Many of the services that are critical to Google’s ad business have historically been backed by MySQL. We have recently migrated several of these services to F1, a new RDBMS developed at Google. F1 implements rich relational database features, including a strictly enforced schema, a powerful parallel SQL query engine, general transactions, change tracking and notification, and indexing. F1 is built on top of Spanner, a new globally-distributed synchronously-replicated storage system that scales on standard hardware in Google data centers. Spanner supports efficient externally-consistent distributed transactions and includes useful features like non-blocking read-only transactions and multi-versioned snapshot reads.

The strong consistency properties of F1 and Spanner come at the cost of higher write latencies compared to MySQL. Having successfully migrated a rich customer-facing application suite at the heart of Google’s ad business to F1, we will describe how we restructured schema and applications to largely hide this increased latency from external users.

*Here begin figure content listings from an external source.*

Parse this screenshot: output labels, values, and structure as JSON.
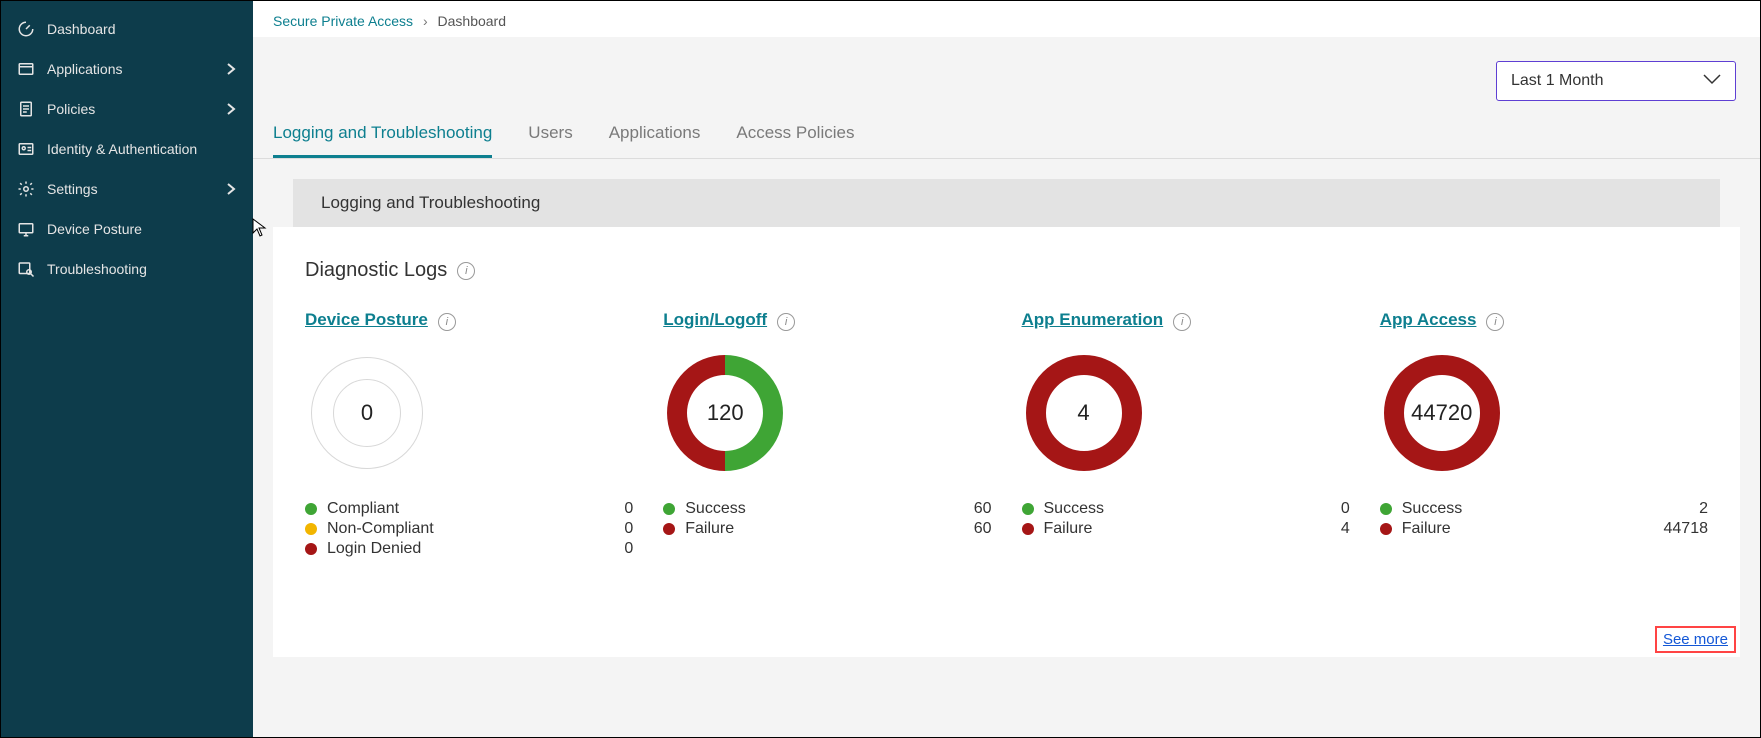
{
  "sidebar": {
    "items": [
      {
        "key": "dashboard",
        "label": "Dashboard",
        "icon": "gauge-icon",
        "expandable": false
      },
      {
        "key": "applications",
        "label": "Applications",
        "icon": "window-icon",
        "expandable": true
      },
      {
        "key": "policies",
        "label": "Policies",
        "icon": "clipboard-icon",
        "expandable": true
      },
      {
        "key": "identity",
        "label": "Identity & Authentication",
        "icon": "id-card-icon",
        "expandable": false
      },
      {
        "key": "settings",
        "label": "Settings",
        "icon": "gear-icon",
        "expandable": true
      },
      {
        "key": "posture",
        "label": "Device Posture",
        "icon": "device-icon",
        "expandable": false
      },
      {
        "key": "troubleshooting",
        "label": "Troubleshooting",
        "icon": "magnify-icon",
        "expandable": false
      }
    ]
  },
  "breadcrumb": {
    "parent": "Secure Private Access",
    "separator": "›",
    "current": "Dashboard"
  },
  "time_filter": {
    "selected": "Last 1 Month"
  },
  "tabs": [
    {
      "key": "logging",
      "label": "Logging and Troubleshooting",
      "active": true
    },
    {
      "key": "users",
      "label": "Users",
      "active": false
    },
    {
      "key": "applications",
      "label": "Applications",
      "active": false
    },
    {
      "key": "access_policies",
      "label": "Access Policies",
      "active": false
    }
  ],
  "section_header": "Logging and Troubleshooting",
  "card": {
    "title": "Diagnostic Logs",
    "see_more": "See more",
    "colors": {
      "green": "#3fa535",
      "amber": "#f2b500",
      "red": "#a51616",
      "ring_empty": "#d8d8d8"
    },
    "metrics": [
      {
        "key": "device_posture",
        "title": "Device Posture",
        "total": "0",
        "empty": true,
        "segments": [
          {
            "label": "Compliant",
            "value": 0,
            "color": "#3fa535"
          },
          {
            "label": "Non-Compliant",
            "value": 0,
            "color": "#f2b500"
          },
          {
            "label": "Login Denied",
            "value": 0,
            "color": "#a51616"
          }
        ]
      },
      {
        "key": "login_logoff",
        "title": "Login/Logoff",
        "total": "120",
        "empty": false,
        "segments": [
          {
            "label": "Success",
            "value": 60,
            "color": "#3fa535"
          },
          {
            "label": "Failure",
            "value": 60,
            "color": "#a51616"
          }
        ]
      },
      {
        "key": "app_enumeration",
        "title": "App Enumeration",
        "total": "4",
        "empty": false,
        "segments": [
          {
            "label": "Success",
            "value": 0,
            "color": "#3fa535"
          },
          {
            "label": "Failure",
            "value": 4,
            "color": "#a51616"
          }
        ]
      },
      {
        "key": "app_access",
        "title": "App Access",
        "total": "44720",
        "empty": false,
        "segments": [
          {
            "label": "Success",
            "value": 2,
            "color": "#3fa535"
          },
          {
            "label": "Failure",
            "value": 44718,
            "color": "#a51616"
          }
        ]
      }
    ]
  }
}
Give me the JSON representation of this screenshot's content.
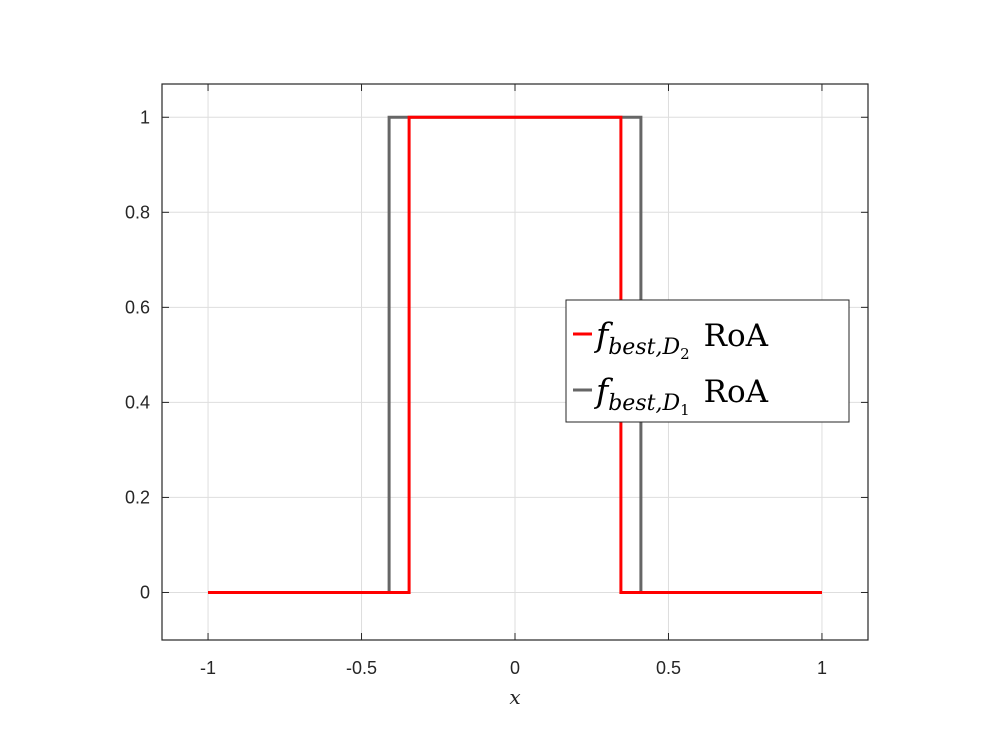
{
  "chart_data": {
    "type": "line",
    "title": "",
    "xlabel": "x",
    "ylabel": "",
    "xlim": [
      -1.15,
      1.15
    ],
    "ylim": [
      -0.1,
      1.07
    ],
    "grid": true,
    "xticks": [
      -1,
      -0.5,
      0,
      0.5,
      1
    ],
    "xtick_labels": [
      "-1",
      "-0.5",
      "0",
      "0.5",
      "1"
    ],
    "yticks": [
      0,
      0.2,
      0.4,
      0.6,
      0.8,
      1
    ],
    "ytick_labels": [
      "0",
      "0.2",
      "0.4",
      "0.6",
      "0.8",
      "1"
    ],
    "legend_position": "center-right",
    "series": [
      {
        "color": "#666666",
        "legend": {
          "sym": "f",
          "sub": "best,D",
          "subsub": "1",
          "word": "RoA"
        },
        "x": [
          -1,
          -0.41,
          -0.41,
          0.41,
          0.41,
          1
        ],
        "y": [
          0,
          0,
          1,
          1,
          0,
          0
        ]
      },
      {
        "color": "#ff0000",
        "legend": {
          "sym": "f",
          "sub": "best,D",
          "subsub": "2",
          "word": "RoA"
        },
        "x": [
          -1,
          -0.345,
          -0.345,
          0.345,
          0.345,
          1
        ],
        "y": [
          0,
          0,
          1,
          1,
          0,
          0
        ]
      }
    ]
  }
}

The distributed nature of F1 also allows it to scale easily and to support significantly higher throughput for batch workloads than a traditional RDBMS.

With F1, we have built a novel hybrid system that combines the scalability, fault tolerance, transparent sharding, and cost benefits so far available only in “NoSQL” systems with the usability, familiarity, and transactional guarantees expected from an RDBMS.

If Google is doing it, it must be important.


.IO is the new .LY

On the startup front, it would appear that Libya might have run out of domain names as almost every startup that I saw has jumped from the .LY (the country code for Libya) to the .IO domain extension (British Indian Ocean Territory, Wikipedia it here)


Old Companies + Old Data = New Value (Maybe)

The final trend that I witnessed arose from conversations with individuals from non-internet Fortune 500 companies. These corporations are watching big data happen and don't want to miss out. The ironic part is that many of these companies have been sitting on piles of data for years and/or decades that potentially contain untold riches. As these data sets have been under lock and key, little innovation has occurred. I truly hope that these companies find ways of not just using the latest and greatest big data tools but also giving back to the community the innovations or maybe even the data sets to continue the rising data tide.   I also heard more than once the complaint that all of this generation's smartest minds are trying to optimize click rates on advertisements. This may be true but I say this is a far better situation than the best and the brightest going to Wall Street or entering into law.